Labour pledged in its election manifesto to close the “loophole” involving private equity whereby carried interest – the cut of gains private equity investors make on successful deals – is treated as capital gains not income for tax purposes.
In April this year, Chancellor Rachel Reeves raised the tax rate on carried interest from 28% to 32%. The government is planning to treat carried interest as income for tax purposes, rather than capital gains, from April 2026.
The proposed new regime would have meant that fund managers would have carried interest taxed at an effective rate 34.1%, higher than before but still much lower than the 45% additional rate of income tax.

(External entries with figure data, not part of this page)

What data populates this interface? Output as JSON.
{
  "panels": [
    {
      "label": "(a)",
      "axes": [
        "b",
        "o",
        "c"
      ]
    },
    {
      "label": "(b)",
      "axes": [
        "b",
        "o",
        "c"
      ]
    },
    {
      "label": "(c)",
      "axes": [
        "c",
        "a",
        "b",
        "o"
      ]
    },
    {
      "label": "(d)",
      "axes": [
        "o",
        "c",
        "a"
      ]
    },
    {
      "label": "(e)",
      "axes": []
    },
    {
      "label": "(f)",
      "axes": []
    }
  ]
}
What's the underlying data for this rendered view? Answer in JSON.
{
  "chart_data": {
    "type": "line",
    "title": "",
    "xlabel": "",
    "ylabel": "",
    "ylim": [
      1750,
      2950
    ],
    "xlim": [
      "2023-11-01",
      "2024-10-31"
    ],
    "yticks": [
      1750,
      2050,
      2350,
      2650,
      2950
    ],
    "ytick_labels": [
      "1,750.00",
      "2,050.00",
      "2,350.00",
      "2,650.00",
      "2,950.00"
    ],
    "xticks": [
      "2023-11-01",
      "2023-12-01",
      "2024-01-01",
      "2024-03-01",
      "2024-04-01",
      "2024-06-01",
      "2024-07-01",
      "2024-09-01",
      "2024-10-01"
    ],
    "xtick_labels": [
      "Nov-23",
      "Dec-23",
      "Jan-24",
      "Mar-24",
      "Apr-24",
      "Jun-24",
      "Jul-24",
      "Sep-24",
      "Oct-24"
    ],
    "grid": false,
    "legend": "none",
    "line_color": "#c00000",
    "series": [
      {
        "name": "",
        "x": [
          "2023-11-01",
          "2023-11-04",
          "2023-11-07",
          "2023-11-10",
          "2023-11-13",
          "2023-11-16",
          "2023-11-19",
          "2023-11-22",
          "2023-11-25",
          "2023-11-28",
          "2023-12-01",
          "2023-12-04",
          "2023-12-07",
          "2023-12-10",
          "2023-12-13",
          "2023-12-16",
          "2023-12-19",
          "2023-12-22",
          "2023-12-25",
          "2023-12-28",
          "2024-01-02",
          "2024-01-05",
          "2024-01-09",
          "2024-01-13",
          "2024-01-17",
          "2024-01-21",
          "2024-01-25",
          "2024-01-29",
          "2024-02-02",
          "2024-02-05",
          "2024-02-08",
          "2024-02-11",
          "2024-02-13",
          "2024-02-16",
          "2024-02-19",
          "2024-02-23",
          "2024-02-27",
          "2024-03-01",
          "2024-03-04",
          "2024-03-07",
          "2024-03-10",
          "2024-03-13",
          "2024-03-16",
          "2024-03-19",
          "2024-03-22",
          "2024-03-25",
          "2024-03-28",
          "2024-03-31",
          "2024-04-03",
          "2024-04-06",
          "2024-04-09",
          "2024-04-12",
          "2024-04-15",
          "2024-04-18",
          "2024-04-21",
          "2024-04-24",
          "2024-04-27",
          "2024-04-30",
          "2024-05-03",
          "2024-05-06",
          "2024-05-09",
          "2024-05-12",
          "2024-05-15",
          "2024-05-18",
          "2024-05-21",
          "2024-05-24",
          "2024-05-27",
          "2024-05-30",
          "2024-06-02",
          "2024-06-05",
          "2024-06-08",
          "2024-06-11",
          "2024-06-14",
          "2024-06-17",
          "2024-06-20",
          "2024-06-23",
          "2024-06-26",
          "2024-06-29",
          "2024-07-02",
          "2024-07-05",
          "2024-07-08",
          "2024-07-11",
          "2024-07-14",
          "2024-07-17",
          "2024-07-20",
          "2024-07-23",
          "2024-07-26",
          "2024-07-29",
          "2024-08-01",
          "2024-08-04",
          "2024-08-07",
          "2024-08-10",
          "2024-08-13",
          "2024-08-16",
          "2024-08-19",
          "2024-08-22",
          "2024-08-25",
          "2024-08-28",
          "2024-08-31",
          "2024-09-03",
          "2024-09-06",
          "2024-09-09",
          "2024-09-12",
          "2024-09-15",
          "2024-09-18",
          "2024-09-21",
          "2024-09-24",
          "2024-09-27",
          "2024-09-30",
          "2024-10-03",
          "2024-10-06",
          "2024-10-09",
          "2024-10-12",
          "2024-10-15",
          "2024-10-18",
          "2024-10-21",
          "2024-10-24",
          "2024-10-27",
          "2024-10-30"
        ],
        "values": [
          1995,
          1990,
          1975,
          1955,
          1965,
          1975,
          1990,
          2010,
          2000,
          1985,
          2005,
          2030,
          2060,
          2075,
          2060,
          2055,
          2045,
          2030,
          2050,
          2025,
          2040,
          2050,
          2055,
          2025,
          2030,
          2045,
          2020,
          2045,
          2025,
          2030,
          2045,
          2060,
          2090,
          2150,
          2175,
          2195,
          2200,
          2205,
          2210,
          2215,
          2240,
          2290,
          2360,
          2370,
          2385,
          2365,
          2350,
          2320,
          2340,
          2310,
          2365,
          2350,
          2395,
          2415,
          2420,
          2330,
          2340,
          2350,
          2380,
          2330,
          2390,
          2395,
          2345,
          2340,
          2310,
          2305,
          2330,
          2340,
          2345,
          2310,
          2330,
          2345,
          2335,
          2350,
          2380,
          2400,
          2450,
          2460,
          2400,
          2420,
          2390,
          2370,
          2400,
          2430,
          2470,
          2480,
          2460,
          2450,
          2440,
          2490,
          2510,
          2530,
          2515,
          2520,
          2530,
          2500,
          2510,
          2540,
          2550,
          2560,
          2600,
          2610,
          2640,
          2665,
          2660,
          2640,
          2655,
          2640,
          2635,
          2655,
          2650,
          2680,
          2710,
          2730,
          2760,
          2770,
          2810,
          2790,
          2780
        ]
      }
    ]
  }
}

In June 2025, after consulting on the proposed regime, the Treasury said that the government would drop a proposal that would have made it more difficult for executives to qualify for the 34.1% rate and a proposal of co-investment, whereby executives would be required to place a minimum amount of their own cash in their funds.
The FT reported that these new concessions to private equity firms followed warnings the reform would damage British competitiveness.
Talking to the FT Dan Neidle, founder of the think-tank Tax Policy Associates, said the government concessions represented a “significant climbdown” by ministers, saying the industry’s “highly organised lobbying effort” had “got some big wins”.
He added that “the government has dropped the requirement for ‘co-investment’ means that people can continue to invest a nominal amount, receive a massive return, and achieve that discounted tax rate.”
So to date, little has been done to rein in the business practices of private equity companies and they will continue to target healthcare firms which in the UK inevitably this means firms that will either have or be interested in gaining contracts from the NHS. As ICBs desperately try to reduce costs by cutting services, the money they pay to companies owned by private equity will continue to go to service debt or leave the country.
The only sure way to keep private equity out of the NHS is to not award the contracts to private companies in the first place.